■ Die Bundesrepublik als Meisterin des Mittelwegs: Da bleibt keine Wahl
Die deutschen Wähler haben noch keine Bundesregierung abgewählt, und bei keiner der bisherigen zwölf Bundestagswahlen haben sie den Oppositionsführer zum Kanzler befördert. Stets erhielt eine amtierende Koalition das Mandat zum Weitermachen. Nur der alleinregierende Adenauer wurde vor langer Zeit einmal um seine absolute Mehrheit gebracht und mußte die FDP wieder hinzuziehen. Neuer Kanzler: Adenauer.
Immerhin hätten die Wählerinnen und Wähler aber gedurft, was sie bisher nicht gewollt haben: einen Regierungswechsel bewirken. Die Spannung jeder Wahl nährt sich von der Möglichkeit einer Premiere: Vielleicht werden in diesem Herbst die Amtsinhaber nach Hause geschickt. Die rot-grüne Hoffnung bedarf freilich zu ihrer Erfüllung noch weiterer Voraussetzungen. Da ist zunächst eine SPD-Führung, die diese Koalition allenfalls als drittbeste Lösung ansieht. Vorausgesetzt, die Sitzverteilung und das SPD-Präsidium gestatten es – auf die Zustimmung einer Bevölkerungsmehrheit könnte ein Kabinett Scharping/Fischer erst einmal nicht bauen. Man könnte sich trösten, die sei für einen Regierungswechsel auch gar nicht erforderlich. Als der Vizekanzler Brandt an einem der letzten Tage unserer Roaring sixties zum Kanzler gewählt wurde, vertraten die frischgewählten Abgeordneten von SPD und FDP gerade 48 Prozent der Wähler, vor Beginn der Amtszeiten von Erhard, Kiesinger und Kohl fanden gar keine Wahlen statt. Es reichte ein Koalitionsvertrag, und im nachhinein haben die Stimmbürger sich einverstanden erklärt.

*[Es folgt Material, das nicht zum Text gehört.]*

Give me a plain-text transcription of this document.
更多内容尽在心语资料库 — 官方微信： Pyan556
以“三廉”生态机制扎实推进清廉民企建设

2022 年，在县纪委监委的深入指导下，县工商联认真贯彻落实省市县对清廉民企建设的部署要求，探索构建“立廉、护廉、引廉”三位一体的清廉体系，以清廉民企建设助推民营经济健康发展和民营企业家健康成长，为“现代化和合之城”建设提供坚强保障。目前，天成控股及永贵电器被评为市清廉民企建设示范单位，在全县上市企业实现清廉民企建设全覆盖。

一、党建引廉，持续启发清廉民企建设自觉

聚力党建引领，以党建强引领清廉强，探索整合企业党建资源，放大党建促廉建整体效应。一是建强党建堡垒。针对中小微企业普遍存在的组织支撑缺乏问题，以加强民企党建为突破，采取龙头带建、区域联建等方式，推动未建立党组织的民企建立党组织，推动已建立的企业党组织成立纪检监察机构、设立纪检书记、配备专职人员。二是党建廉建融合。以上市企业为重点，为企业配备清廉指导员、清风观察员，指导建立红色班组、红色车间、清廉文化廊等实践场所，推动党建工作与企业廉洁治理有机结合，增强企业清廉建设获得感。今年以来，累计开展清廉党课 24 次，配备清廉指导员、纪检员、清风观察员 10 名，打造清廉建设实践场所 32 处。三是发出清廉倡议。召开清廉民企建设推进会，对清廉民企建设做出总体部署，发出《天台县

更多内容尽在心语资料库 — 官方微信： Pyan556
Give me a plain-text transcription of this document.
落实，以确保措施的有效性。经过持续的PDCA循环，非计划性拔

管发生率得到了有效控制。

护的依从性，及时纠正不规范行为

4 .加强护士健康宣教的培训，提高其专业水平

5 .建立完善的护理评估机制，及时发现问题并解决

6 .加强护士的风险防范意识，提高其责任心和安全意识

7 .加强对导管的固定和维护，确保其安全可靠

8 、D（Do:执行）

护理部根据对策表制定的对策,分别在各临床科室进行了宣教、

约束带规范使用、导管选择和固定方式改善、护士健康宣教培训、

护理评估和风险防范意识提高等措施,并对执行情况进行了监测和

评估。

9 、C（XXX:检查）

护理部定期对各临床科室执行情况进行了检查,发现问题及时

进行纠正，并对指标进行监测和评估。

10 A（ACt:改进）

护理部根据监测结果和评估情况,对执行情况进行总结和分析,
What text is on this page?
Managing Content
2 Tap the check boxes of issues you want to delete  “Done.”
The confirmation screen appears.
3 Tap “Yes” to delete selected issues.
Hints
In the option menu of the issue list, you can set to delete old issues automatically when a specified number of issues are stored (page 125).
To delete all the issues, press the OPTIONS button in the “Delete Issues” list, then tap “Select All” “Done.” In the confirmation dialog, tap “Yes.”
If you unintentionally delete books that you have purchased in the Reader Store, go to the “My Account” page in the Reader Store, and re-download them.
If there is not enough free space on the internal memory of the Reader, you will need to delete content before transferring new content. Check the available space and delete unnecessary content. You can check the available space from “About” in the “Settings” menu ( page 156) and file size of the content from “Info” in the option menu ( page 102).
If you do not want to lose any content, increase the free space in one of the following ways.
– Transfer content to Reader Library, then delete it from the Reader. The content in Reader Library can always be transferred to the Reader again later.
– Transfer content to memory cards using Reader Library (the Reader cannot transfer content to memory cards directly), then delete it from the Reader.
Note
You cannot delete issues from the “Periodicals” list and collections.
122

Diese Regierungswechsel fanden jedoch unter Bedingungen statt, welche das fehlende Wählervotum erst einmal kompensierten. Besonders Brandt und Kohl konnten darauf vertrauen, daß sich ihre Wahl im Einklang mit einer Tendenzwende befand, die von maßgeblichen Teilen der Eliten längst vollzogen war. Zum Mechanismus politischer Umbrüche gehören Neuorientierungen der Wirtschaft, intellektuelle Bewegungen, bewußte Änderungen der Lebensweise oder breit verankerte Forderungen, die der Regierungsapparat nicht erfüllen will.
Wo wäre diese Tendenzwende bei uns? Die Rücknahme von Verpackungen im Einzelhandel und die Viertagewoche bei VW reichen kaum als Indizien einer Wende hin zum ökologisch sozialen Wirtschaften. Rot-Grün will Initialzündung sein. Käme die Koalition ins Amt, stünde sie schon mit der bescheidensten Steuerreform auf einem verloren-bürokratischen Posten. Parteien, die nicht einmal in der leichten Rolle der Opposition für ihre Ziele zu mobilisieren imstande sind, werden erst recht als Regierung in ihren Wählern allenfalls wohlmeinende Zuschauer, aber keine unterstützende Bewegung finden. Im Zentrum ihrer Arbeit dürfte der Streit stehen, wie weit den Wohlstandschauvinisten und den Rassisten entgegenzukommen ist.
Auch in anderer Hinsicht wiche eine rot-grüne Regierungsbildung von der Regel ab: Noch nie gab es in Bonn den Austausch aller Kabinettsmitglieder. Bislang blieb stets eine Partei mit bestimmten Ressortchefs im Amt. Das Wesen der bundesdeutschen Regierungsform besteht in der Kontinuität, während das Wesen der Wahlfreudigkeit gerade darin besteht, die Erzwingung einer radikalen Kursänderung für jederzeit möglich zu halten.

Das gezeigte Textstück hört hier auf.